When the Venture Capital Fund of America raised the first secondaries fund in 1984, it attracted commitments of $6 million. Within six years, Adams Street Partners had raised a $111 million vehicle. Fast forward to 2016 and Ardian has raked in $10.8 billion of secondaries capital for its ASF VII, the largest dedicated pot of capital for the strategy ever raised.
For the first time, Private Equity International, in collaboration with sister publication Secondaries Investor, has compiled the Si30, a ranking of the largest secondaries fund managers globally by amount of capital raised over a five-year period.
One firm is the clear leader: Ardian. The Paris-headquartered investment giant has raised just shy of $28 billion for secondaries in the last five years, $8 billion more than second-place Lexington Partners.
To put this into a wider market perspective: if Ardian’s secondaries fundraising total was transposed into the PEI 300, which uses the same methodology (a rolling five-year fundraising total) to calculate the world’s largest managers of private equity capital for direct investment, it would put the French firm in fourth place, between Warburg Pincus and Advent International.
It is clear secondaries funds are no longer playing second fiddle to their counterparts in primary direct private equity.
Ardian’s US head, Benoît Verbrugghe, is humble about its recent haul, telling PEI that while fundraising is always a long and tough process, it is becoming smoother as investors become better educated about the asset class.
The firms that made our inaugural ranking span a wide range of strategies and styles, from managers focusing on acquiring large portfolios to those investing in complex GP-led deals and direct secondaries.
The top 10 players have raised more than $127 billion between them since 2011, but what is more interesting is the average amount gathered for the other 20 firms in our list. These have raised on average $1.9 billion each and are needing to come up with ever more innovative ways to deploy capital.
Firms such as Pantheon and Deutsche Bank’s DB Private Equity unit have invested in GP-led restructurings deals, whereas players like Industry Ventures, NewQuest Capital Partners and StepStone are focusing on other strategies such as venture, direct portfolios or real estate.
As impressive as the sums in the upper echelons of the Si30 are, being at the top of the fundraising tree does not necessarily translate into better returns for investors.
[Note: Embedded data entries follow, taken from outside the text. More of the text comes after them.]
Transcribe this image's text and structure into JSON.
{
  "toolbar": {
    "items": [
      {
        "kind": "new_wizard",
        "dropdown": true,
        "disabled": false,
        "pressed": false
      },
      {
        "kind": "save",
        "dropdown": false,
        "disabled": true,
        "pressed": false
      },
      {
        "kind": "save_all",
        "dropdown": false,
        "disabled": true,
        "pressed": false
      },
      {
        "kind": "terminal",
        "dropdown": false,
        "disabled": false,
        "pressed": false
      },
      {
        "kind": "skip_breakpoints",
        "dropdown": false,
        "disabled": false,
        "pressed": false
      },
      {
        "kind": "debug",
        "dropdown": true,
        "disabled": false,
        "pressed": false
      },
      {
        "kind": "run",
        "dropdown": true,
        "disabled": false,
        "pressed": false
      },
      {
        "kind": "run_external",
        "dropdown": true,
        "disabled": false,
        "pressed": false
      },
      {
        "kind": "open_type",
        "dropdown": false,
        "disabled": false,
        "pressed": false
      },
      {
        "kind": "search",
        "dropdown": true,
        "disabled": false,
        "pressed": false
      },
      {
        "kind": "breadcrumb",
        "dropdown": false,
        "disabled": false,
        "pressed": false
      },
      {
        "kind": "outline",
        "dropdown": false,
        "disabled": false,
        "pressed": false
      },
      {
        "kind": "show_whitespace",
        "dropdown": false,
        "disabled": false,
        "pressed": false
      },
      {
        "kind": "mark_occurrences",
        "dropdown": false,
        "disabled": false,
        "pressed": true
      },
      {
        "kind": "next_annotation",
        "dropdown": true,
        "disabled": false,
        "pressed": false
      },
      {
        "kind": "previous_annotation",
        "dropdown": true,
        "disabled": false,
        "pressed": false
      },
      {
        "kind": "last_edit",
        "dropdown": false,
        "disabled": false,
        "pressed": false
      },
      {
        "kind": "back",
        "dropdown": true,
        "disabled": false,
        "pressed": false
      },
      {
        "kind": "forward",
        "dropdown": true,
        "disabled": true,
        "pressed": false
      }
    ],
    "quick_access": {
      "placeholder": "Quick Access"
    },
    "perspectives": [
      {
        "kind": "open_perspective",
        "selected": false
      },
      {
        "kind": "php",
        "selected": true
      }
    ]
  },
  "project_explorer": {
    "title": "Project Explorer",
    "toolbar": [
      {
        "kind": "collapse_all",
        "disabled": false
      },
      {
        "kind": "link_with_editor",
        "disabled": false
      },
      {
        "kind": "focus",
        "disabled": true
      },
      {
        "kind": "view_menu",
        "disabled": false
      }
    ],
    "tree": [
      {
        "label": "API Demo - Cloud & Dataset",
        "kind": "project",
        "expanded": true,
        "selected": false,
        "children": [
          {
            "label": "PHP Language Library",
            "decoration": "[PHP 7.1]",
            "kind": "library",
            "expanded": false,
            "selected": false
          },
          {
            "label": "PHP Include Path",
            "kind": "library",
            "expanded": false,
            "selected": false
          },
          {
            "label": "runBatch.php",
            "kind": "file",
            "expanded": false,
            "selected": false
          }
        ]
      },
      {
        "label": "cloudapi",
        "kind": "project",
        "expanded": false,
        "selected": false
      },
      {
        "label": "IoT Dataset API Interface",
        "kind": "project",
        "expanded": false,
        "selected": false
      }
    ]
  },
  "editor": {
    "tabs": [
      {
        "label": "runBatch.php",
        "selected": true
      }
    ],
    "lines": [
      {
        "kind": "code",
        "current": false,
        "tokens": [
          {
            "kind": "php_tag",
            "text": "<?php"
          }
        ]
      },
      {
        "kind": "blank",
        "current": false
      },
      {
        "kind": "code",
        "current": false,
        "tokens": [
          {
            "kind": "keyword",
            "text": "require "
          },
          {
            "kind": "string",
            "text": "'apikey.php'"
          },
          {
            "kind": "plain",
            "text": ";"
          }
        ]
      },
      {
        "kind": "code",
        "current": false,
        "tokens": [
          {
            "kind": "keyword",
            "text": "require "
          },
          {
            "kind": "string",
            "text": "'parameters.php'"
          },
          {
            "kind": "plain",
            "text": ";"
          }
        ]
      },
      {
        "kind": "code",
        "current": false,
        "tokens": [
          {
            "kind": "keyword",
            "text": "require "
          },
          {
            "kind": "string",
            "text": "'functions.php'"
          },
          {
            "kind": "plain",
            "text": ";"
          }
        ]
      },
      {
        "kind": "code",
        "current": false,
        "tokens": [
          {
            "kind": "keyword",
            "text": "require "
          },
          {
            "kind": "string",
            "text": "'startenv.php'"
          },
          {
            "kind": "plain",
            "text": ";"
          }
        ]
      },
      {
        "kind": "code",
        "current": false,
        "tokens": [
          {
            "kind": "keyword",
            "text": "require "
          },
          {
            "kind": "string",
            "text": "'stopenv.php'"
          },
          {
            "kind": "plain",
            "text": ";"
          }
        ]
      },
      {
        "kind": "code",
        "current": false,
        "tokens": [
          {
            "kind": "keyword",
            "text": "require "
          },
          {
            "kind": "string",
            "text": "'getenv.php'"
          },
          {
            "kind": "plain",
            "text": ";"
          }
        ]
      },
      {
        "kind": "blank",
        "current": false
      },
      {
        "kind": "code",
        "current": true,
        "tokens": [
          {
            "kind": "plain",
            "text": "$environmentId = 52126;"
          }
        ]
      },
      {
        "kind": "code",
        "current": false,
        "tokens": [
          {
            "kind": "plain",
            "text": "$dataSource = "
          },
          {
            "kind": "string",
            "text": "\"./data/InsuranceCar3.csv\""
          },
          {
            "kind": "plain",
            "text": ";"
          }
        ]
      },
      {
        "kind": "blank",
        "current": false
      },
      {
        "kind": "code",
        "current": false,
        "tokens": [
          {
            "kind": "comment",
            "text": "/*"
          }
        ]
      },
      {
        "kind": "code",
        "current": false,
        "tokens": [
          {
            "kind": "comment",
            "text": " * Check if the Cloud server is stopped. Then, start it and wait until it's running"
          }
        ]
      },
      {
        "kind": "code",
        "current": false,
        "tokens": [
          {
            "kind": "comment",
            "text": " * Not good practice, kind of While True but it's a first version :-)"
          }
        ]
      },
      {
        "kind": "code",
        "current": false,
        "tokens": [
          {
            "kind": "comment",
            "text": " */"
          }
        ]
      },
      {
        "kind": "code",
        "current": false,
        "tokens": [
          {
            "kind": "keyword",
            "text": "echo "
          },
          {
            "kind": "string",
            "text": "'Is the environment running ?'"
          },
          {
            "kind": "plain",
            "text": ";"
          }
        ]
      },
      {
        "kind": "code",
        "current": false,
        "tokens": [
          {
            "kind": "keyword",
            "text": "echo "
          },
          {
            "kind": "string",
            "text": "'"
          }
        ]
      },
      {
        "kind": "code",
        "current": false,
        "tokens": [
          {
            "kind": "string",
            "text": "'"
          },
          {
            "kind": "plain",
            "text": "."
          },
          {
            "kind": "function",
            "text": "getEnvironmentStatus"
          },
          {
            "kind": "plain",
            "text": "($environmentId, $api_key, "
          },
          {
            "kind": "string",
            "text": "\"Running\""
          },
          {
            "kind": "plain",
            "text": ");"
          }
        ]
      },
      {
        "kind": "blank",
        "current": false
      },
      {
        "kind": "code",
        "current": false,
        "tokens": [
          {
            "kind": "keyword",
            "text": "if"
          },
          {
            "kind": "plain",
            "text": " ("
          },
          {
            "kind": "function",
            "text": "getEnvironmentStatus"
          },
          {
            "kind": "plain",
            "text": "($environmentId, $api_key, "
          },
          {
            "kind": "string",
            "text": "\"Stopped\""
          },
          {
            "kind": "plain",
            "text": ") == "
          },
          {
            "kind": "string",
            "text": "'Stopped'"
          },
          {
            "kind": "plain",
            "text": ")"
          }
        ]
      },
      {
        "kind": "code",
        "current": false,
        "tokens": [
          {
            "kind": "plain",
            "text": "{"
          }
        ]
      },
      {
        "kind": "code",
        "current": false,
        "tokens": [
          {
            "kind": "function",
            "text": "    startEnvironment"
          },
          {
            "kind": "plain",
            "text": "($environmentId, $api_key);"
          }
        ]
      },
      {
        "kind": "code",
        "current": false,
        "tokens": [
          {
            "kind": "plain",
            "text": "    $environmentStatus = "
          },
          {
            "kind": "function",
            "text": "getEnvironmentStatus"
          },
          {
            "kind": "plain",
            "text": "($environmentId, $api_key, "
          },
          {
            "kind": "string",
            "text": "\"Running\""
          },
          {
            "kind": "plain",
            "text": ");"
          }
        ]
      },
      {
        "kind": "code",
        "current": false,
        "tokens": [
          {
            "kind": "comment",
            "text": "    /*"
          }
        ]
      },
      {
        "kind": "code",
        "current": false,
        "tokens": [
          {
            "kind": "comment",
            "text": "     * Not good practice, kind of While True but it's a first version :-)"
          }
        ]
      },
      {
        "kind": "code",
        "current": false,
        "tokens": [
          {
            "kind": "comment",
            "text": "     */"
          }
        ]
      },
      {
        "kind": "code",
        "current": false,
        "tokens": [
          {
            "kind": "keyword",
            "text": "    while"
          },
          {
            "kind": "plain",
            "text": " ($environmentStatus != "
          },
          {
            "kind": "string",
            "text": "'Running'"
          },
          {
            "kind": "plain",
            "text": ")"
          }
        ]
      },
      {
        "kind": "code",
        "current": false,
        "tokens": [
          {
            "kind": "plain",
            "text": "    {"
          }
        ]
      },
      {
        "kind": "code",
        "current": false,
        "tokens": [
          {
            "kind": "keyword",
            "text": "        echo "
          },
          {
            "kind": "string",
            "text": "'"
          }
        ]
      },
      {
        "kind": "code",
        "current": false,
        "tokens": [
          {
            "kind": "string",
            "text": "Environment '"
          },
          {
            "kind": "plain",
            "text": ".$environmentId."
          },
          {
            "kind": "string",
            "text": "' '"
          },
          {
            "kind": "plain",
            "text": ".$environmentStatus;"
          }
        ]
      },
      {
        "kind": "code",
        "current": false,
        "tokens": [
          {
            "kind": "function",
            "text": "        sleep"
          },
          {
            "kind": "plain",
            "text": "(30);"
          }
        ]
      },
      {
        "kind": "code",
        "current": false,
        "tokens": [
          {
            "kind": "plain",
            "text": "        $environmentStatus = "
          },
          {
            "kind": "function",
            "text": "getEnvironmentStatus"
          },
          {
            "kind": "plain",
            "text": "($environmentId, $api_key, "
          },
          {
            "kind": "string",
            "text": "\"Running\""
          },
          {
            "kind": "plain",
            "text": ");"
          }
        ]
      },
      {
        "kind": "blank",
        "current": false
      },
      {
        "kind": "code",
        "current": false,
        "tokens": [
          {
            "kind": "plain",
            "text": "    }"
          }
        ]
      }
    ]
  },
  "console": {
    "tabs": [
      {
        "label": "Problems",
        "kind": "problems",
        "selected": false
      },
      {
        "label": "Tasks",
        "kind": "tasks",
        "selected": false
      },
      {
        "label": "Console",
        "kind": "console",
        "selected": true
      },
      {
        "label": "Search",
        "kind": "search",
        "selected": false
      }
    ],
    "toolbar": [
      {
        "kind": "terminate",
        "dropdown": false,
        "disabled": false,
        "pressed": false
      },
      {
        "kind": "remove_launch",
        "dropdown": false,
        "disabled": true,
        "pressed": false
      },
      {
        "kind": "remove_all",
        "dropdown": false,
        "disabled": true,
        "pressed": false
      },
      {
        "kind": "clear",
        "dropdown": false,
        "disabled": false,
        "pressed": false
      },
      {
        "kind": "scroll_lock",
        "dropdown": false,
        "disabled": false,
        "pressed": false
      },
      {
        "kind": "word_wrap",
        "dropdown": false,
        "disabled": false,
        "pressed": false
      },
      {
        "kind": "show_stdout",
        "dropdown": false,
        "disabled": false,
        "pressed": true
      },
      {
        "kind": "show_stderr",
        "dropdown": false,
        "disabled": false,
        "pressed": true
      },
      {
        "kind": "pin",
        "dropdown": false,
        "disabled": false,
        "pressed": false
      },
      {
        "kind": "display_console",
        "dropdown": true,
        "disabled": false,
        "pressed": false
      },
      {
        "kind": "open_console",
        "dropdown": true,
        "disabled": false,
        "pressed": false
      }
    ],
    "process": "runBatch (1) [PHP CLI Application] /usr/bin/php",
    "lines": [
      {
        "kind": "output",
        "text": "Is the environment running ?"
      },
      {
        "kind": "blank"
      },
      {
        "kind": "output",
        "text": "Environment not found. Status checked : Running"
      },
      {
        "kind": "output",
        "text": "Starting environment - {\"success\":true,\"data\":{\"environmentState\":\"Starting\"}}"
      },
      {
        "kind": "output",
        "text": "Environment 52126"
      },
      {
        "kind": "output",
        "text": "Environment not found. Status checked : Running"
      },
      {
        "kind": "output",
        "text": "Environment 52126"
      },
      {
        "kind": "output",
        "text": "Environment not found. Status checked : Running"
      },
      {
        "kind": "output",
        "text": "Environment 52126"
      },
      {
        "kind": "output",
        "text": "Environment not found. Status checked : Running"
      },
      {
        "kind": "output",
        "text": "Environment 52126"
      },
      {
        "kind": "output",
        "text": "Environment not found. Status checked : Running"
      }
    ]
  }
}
In fact, on average, the top 30 secondaries fundraisers as a group have outperformed the top five firms every quarter for the past five years, with net internal rates of return almost 3 percentage points higher at the end of 2011, according to data from private equity technology group Bison. This difference has narrowed since, but the top 30 still outperform the top five.
LPs take note: a better diversified portfolio of secondaries commitments on average delivers better returns than one concentrating on the largest players.